Confidence in nonsense is a requirement for the creative process. — Jessie Kahnweiler
—What lingers after this line?
The Boldness Behind Making Anything
At first glance, Jessie Kahnweiler’s remark sounds playful, yet it captures a serious truth about artistic work: creation often begins before certainty arrives. To make something new, a person must temporarily believe in an idea that may seem flimsy, strange, or even ridiculous to everyone else. In that sense, confidence in “nonsense” is less foolishness than a working method. This is precisely why so many early drafts, sketches, and pitches feel awkward. They are not polished arguments but acts of faith. The creator moves forward not because the path is proven, but because hesitation would kill the work before it had a chance to grow.

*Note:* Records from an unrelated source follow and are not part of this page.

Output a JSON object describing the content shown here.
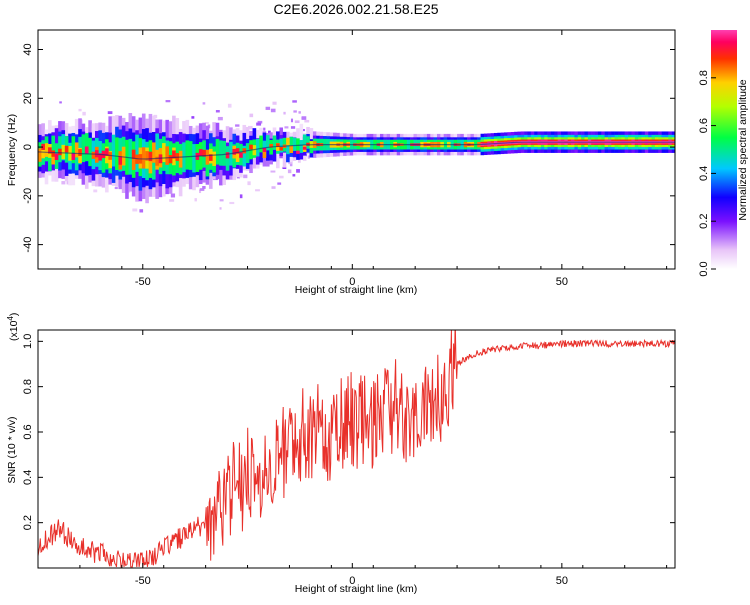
{
  "title": "C2E6.2026.002.21.58.E25",
  "colors": {
    "snr_line": "#e8302a",
    "trace_dark": "#10207a"
  },
  "colorbar": {
    "label": "Normalized spectral amplitude",
    "ticks": [
      "0.0",
      "0.2",
      "0.4",
      "0.6",
      "0.8"
    ],
    "tick_values": [
      0.0,
      0.2,
      0.4,
      0.6,
      0.8
    ],
    "range": [
      0,
      1
    ]
  },
  "chart_data": [
    {
      "type": "heatmap",
      "name": "spectrogram",
      "xlabel": "Height of straight line (km)",
      "ylabel": "Frequency (Hz)",
      "xlim": [
        -75,
        77
      ],
      "ylim": [
        -50,
        48
      ],
      "xticks": [
        "-50",
        "0",
        "50"
      ],
      "xtick_values": [
        -50,
        0,
        50
      ],
      "yticks": [
        "40",
        "20",
        "0",
        "-20",
        "-40"
      ],
      "ytick_values": [
        40,
        20,
        0,
        -20,
        -40
      ],
      "description_points": {
        "x": [
          -75,
          -60,
          -50,
          -40,
          -30,
          -20,
          -10,
          0,
          10,
          20,
          30,
          40,
          50,
          60,
          77
        ],
        "frequency": [
          -2,
          -3,
          -5,
          -4,
          -3,
          0,
          1,
          1,
          1,
          1,
          1,
          2,
          2,
          2,
          2
        ],
        "spread": [
          5,
          6,
          8,
          6,
          5,
          3,
          2.5,
          2,
          2,
          2,
          2,
          2,
          2,
          2,
          2
        ]
      }
    },
    {
      "type": "line",
      "name": "snr",
      "xlabel": "Height of straight line (km)",
      "ylabel": "SNR (10 * v/v)",
      "yscale_label": "(x10",
      "yscale_exp": "4",
      "yscale_close": ")",
      "xlim": [
        -75,
        77
      ],
      "ylim": [
        0,
        1.05
      ],
      "xticks": [
        "-50",
        "0",
        "50"
      ],
      "xtick_values": [
        -50,
        0,
        50
      ],
      "yticks": [
        "0.2",
        "0.4",
        "0.6",
        "0.8",
        "1.0"
      ],
      "ytick_values": [
        0.2,
        0.4,
        0.6,
        0.8,
        1.0
      ],
      "series": [
        {
          "name": "SNR",
          "x": [
            -75,
            -70,
            -65,
            -60,
            -55,
            -50,
            -45,
            -40,
            -35,
            -30,
            -25,
            -20,
            -15,
            -10,
            -5,
            0,
            5,
            10,
            15,
            20,
            25,
            30,
            35,
            40,
            45,
            50,
            55,
            60,
            65,
            70,
            77
          ],
          "y": [
            0.1,
            0.17,
            0.1,
            0.06,
            0.02,
            0.02,
            0.09,
            0.14,
            0.2,
            0.32,
            0.4,
            0.45,
            0.55,
            0.6,
            0.6,
            0.66,
            0.65,
            0.72,
            0.62,
            0.73,
            0.9,
            0.95,
            0.97,
            0.98,
            0.98,
            0.99,
            0.99,
            0.99,
            0.99,
            0.99,
            0.99
          ]
        }
      ]
    }
  ]
}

Nonsense as the Seed of Originality
From there, the quote points to a deeper creative principle: originality rarely looks sensible in its earliest form. Ideas that later appear visionary often begin as combinations that do not quite fit established logic. Surrealist art, for instance, deliberately embraced dreamlike irrationality; André Breton’s Surrealist Manifesto (1924) praised the unexpected union of disparate things. Consequently, what looks like nonsense may actually be the mind testing possibilities beyond convention. A filmmaker trying an implausible scene or a writer following a bizarre image is not abandoning meaning; rather, they are allowing meaning to emerge through experiment. The absurd becomes a bridge to discovery.

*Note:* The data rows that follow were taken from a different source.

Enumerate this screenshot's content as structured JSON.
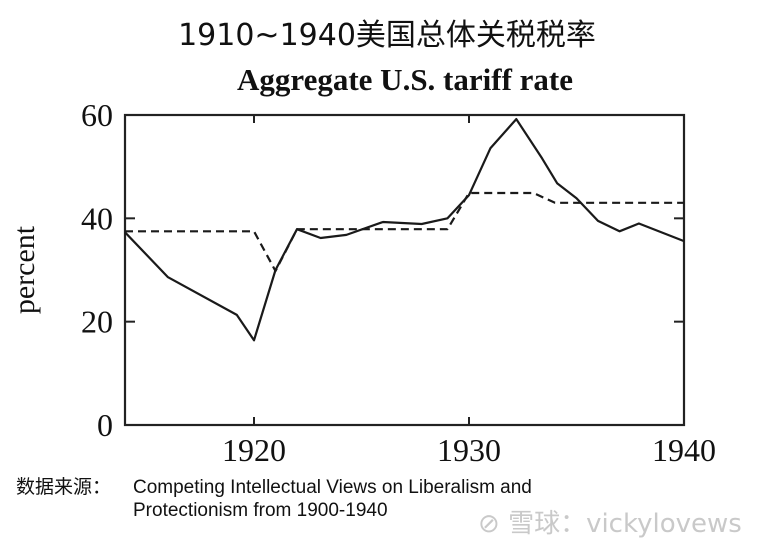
{
  "header": {
    "cn_title": "1910~1940美国总体关税税率"
  },
  "source": {
    "label": "数据来源：",
    "line1": "Competing Intellectual Views on Liberalism and",
    "line2": "Protectionism from 1900-1940"
  },
  "watermark": {
    "icon": "xueqiu-logo-icon",
    "text": "雪球：vickylovews"
  },
  "chart_data": {
    "type": "line",
    "title": "Aggregate U.S. tariff rate",
    "xlabel": "",
    "ylabel": "percent",
    "xlim": [
      1914,
      1940
    ],
    "ylim": [
      0,
      60
    ],
    "xticks": [
      1920,
      1930,
      1940
    ],
    "yticks": [
      0,
      20,
      40,
      60
    ],
    "grid": false,
    "legend": null,
    "series": [
      {
        "name": "solid",
        "style": "solid",
        "x": [
          1914,
          1916,
          1919.2,
          1920,
          1921,
          1922,
          1923.1,
          1924.3,
          1926,
          1927.8,
          1929,
          1930,
          1931,
          1932.2,
          1933.4,
          1934.1,
          1935,
          1936,
          1937,
          1937.9,
          1940
        ],
        "values": [
          37.3,
          28.6,
          21.3,
          16.4,
          30,
          37.9,
          36.2,
          36.8,
          39.3,
          38.9,
          40,
          44.5,
          53.6,
          59.2,
          51.6,
          46.8,
          43.9,
          39.5,
          37.5,
          39,
          35.6
        ]
      },
      {
        "name": "dashed",
        "style": "dashed",
        "x": [
          1914,
          1920,
          1921,
          1922,
          1929,
          1930,
          1933,
          1934,
          1940
        ],
        "values": [
          37.5,
          37.5,
          29.8,
          37.9,
          37.9,
          44.9,
          44.9,
          43,
          43
        ]
      }
    ]
  }
}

The Necessary Suspension of Self-Doubt
Just as important, Kahnweiler’s statement identifies confidence—not nonsense alone—as the requirement. Many people generate unusual ideas, but fewer protect them long enough to develop them. The inner critic tends to arrive early, labeling the half-formed concept embarrassing or incoherent. Creative progress often depends on resisting that verdict. In this way, the quote resembles advice from literary and artistic practice alike. Anne Lamott’s Bird by Bird (1994) famously defends the “shitty first draft,” arguing that bad beginnings are part of good endings. Before refinement can happen, the creator must grant the messy idea permission to exist.
History Rewards the Apparently Ridiculous
Seen historically, the pattern is familiar: bold work is often mocked before it is admired. When Igor Stravinsky’s The Rite of Spring premiered in 1913, its jagged rhythms and unsettling choreography reportedly provoked outrage in Paris. What sounded chaotic to many listeners later became a landmark of modern music. Likewise, absurd premises in literature and film often become cultural touchstones precisely because someone trusted them. Franz Kafka’s The Metamorphosis (1915) begins with a man waking as an insect—a premise that should collapse under its own strangeness, yet its emotional truth makes it unforgettable. The ridiculous, handled with conviction, can reveal reality more sharply than realism.

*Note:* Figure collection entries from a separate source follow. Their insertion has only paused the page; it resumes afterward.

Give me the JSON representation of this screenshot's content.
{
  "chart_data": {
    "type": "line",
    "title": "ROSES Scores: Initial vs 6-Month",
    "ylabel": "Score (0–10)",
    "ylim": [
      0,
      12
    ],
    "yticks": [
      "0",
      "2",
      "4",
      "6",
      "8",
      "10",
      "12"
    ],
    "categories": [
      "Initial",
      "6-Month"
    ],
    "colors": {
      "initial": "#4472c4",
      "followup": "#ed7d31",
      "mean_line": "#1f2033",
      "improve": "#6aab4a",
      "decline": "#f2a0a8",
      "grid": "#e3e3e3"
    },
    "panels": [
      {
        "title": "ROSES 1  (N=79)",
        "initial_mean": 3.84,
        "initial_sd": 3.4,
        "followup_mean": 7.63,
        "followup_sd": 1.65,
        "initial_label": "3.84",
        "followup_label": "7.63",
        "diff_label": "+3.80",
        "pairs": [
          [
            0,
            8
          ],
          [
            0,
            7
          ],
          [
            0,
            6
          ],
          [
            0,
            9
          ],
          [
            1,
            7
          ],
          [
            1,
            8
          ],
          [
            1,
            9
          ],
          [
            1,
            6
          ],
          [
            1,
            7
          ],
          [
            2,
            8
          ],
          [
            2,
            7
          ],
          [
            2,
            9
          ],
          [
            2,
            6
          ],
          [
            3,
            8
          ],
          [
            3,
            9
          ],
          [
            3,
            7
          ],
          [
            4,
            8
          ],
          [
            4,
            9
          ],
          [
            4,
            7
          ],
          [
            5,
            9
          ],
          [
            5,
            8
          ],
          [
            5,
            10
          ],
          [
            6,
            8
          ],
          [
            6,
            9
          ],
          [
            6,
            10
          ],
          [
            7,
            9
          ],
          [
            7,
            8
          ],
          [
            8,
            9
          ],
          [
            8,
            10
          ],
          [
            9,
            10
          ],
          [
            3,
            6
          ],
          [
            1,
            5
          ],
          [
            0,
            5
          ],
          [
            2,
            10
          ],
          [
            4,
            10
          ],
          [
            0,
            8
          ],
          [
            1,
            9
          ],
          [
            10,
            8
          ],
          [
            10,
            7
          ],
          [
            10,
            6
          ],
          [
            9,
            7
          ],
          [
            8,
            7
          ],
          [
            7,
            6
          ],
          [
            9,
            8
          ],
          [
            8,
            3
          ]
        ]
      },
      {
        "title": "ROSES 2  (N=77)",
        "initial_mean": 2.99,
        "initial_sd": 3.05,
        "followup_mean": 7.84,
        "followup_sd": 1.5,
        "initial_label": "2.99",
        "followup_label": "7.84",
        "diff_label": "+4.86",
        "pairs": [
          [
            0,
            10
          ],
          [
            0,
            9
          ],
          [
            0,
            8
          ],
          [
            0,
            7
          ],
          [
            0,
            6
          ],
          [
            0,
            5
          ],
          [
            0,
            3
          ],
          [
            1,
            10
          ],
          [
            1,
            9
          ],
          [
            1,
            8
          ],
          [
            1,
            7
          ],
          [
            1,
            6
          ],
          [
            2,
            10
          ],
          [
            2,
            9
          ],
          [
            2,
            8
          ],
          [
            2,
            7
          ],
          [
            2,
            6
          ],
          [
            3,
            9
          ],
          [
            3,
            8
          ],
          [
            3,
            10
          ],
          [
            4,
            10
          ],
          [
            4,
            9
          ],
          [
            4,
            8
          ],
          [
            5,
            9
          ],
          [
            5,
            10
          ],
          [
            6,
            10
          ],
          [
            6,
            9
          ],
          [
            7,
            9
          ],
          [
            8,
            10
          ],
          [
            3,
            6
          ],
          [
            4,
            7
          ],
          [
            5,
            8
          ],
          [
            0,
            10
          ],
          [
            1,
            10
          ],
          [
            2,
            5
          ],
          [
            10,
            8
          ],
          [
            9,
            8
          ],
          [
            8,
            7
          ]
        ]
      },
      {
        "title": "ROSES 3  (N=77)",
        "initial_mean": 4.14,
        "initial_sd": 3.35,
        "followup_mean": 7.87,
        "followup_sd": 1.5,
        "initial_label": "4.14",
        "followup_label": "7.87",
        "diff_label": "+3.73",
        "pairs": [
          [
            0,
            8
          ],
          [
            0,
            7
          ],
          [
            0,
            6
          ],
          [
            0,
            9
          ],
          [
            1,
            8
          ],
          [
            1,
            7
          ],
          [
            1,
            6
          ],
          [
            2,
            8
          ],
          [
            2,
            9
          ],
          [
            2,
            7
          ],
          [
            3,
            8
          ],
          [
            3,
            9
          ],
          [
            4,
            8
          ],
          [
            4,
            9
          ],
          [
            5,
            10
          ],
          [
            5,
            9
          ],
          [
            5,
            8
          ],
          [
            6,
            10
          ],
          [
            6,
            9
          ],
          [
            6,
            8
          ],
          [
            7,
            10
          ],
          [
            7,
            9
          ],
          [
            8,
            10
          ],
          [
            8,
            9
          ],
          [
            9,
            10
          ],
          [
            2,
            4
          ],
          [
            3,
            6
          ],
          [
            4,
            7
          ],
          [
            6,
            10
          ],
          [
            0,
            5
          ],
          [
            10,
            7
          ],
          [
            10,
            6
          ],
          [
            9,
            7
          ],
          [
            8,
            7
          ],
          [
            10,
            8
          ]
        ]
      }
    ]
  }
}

Creativity Requires Temporary Delusion
Therefore, the quote also hints at a psychological paradox: creators must practice a useful form of delusion. They need to believe that a fragment, a joke, an image, or a strange hunch deserves time and labor before there is any evidence that it will succeed. This confidence can look irrational from the outside, but without it, most ambitious work would remain unfinished. Entrepreneurs, comedians, painters, and screenwriters all know this feeling. A person says, in effect, “This odd thing matters,” and keeps going long enough to test it. Later, craft and editing can separate brilliance from excess, but first there must be enough belief to outrun embarrassment.
From Absurdity to Finished Art
Ultimately, Kahnweiler is not celebrating nonsense for its own sake; she is describing the early climate in which art survives. Creation usually starts in uncertainty, passes through awkwardness, and only later earns coherence. For that reason, confidence acts as a shelter for ideas that are not yet ready to defend themselves. By the end, the quote feels less like a joke than a practical manifesto. If creators wait until their ideas sound reasonable, they may never begin. But if they trust the absurd long enough to shape it, nonsense can become style, insight, and finally art.